Fanny aperse l'uscio un po' più, ma
non si mosse.
«Che veniate avanti!» gridò il conte.
Ella fece un passo.
«E che non v'immischiate di aprire né
di chiudere imposte nelle mie camere! E che non perdiate tanto tempo in
giardino dove non c'è niente per voi!»
Il povero dottore, sulle spine, aveva
insinuata la punta del naso fra il re e la regina, e fissava fieramente il
pedone avanzato del re nemico.
«È la marchesina...» cominciò Fanny
provocante, facendo girar la maniglia dell'uscio.
«Dite alla marchesina di venir qua»
interruppe il conte.
Fanny se ne andò battendo l'uscio e
brontolando.
«Sciocca!» disse il conte, ritirando
la sua regina dalla seconda casa dell'alfiere del re avversario, dove l'aveva
portata senza avvedersi che un cavaliere la minacciava.
Fece un'altra mossa e soggiunse:
«Non le pare, dottore?»
«È magari un po' leggerina, sì, già»
rispose vigliaccamente il pitòr, spingendo due passi il pedone della
regina e offendendo il pedone del re avversario.
«Tenga bene a mente, caro dottore»
disse il conte «non si perda colle pedine, specialmente quando giuoca in casa
mia; non Le tornerebbe conto davvero.»
Il dottore fece fare al suo cavaliere
un salto fantastico.
«Cosa fa?» disse il conte.
Quegli si batté la fronte, ritirò il
pezzo e disse ch'era ottuso per il gran caldo, ch'era partito di casa alle
undici e aveva fatto quattro o cinque visite sotto il sole bruciante.
«Oh!» esclamò il conte trasalendo e
guardando l'orologio. «E io che dimenticavo!
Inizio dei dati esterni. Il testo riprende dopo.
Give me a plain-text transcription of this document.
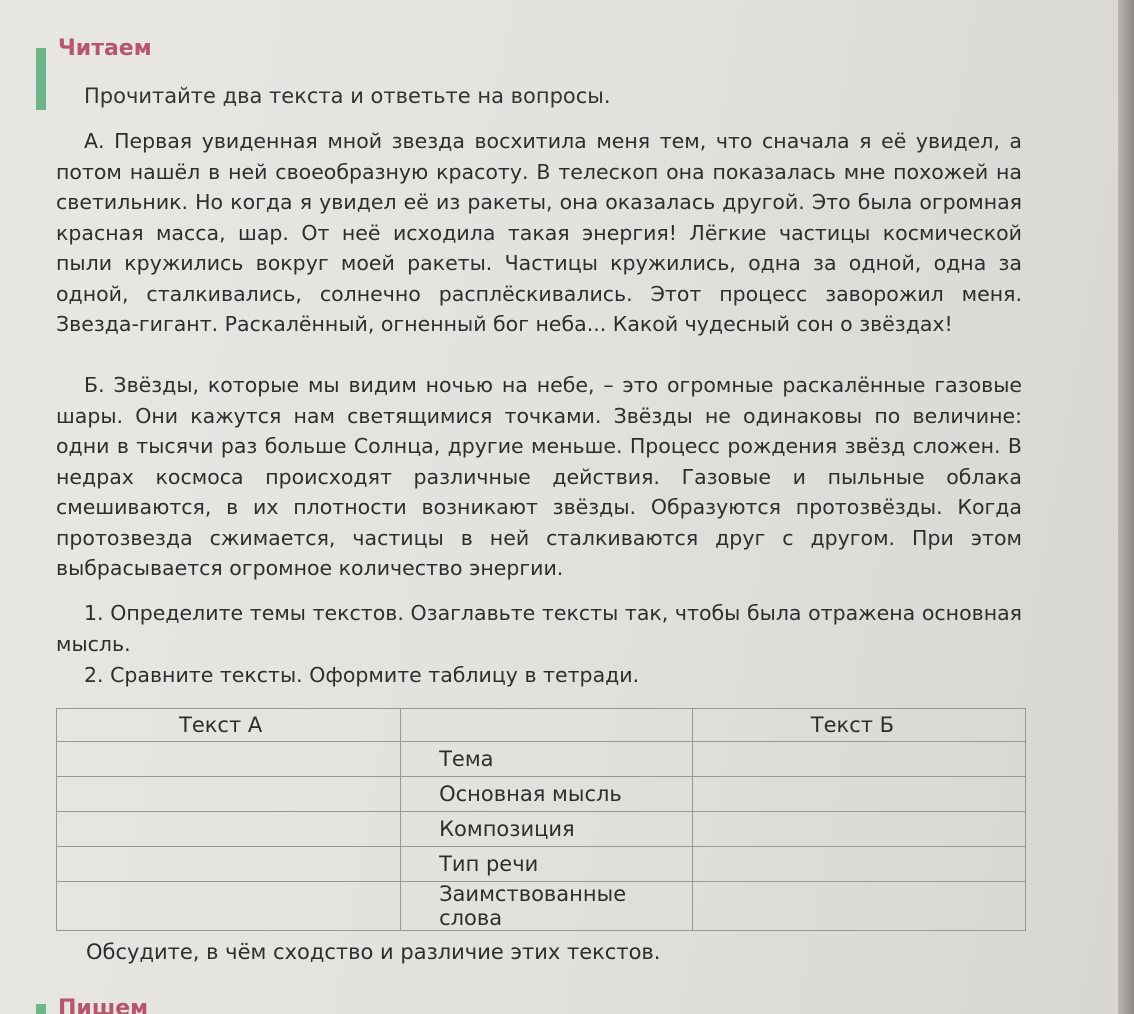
Читаем
Прочитайте два текста и ответьте на вопросы.

А. Первая увиденная мной звезда восхитила меня тем, что сначала я её увидел, а потом нашёл в ней своеобразную красоту. В телескоп она показалась мне похожей на светильник. Но когда я увидел её из ракеты, она оказалась другой. Это была огромная красная масса, шар. От неё исходила такая энергия! Лёгкие частицы космической пыли кружились вокруг моей ракеты. Частицы кружились, одна за одной, одна за одной, сталкивались, солнечно расплёскивались. Этот процесс заворожил меня. Звезда-гигант. Раскалённый, огненный бог неба... Какой чудесный сон о звёздах!

Б. Звёзды, которые мы видим ночью на небе, – это огромные раскалённые газовые шары. Они кажутся нам светящимися точками. Звёзды не одинаковы по величине: одни в тысячи раз больше Солнца, другие меньше. Процесс рождения звёзд сложен. В недрах космоса происходят различные действия. Газовые и пыльные облака смешиваются, в их плотности возникают звёзды. Образуются протозвёзды. Когда протозвезда сжимается, частицы в ней сталкиваются друг с другом. При этом выбрасывается огромное количество энергии.

1. Определите темы текстов. Озаглавьте тексты так, чтобы была отражена основная мысль.

2. Сравните тексты. Оформите таблицу в тетради.

Текст А		Текст Б
	Тема	
	Основная мысль	
	Композиция	
	Тип речи	
	Заимствованные слова	
Обсудите, в чём сходство и различие этих текстов.
Пишем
Debbo andar a incontrare alcuni
amici.»
Al dottore non parve vero di poter
troncare quella partita penosa.
«Tralasciamo, tralasciamo» diss'egli
«verrò bene un'altra volta.»
Ed ecco da capo Fanny.
«La signora marchesina desidera
sapere» disse ella «cosa il signor conte vuole da lei.»
«Ditele che la prego di voler finire,
in vece mia, una partita a scacchi con il signor dottore.»
«Ah Signore» esclamò questi «che non
si disturbi mica per me!»
«Andate» disse il conte.
Gli occhi del dottore, poi che rimase
solo, brillarono.
«Ah che non mi perda con le pedine?»
disse egli tra sé, fregandosi le mani. «Per la tua bella faccia! Togli su.»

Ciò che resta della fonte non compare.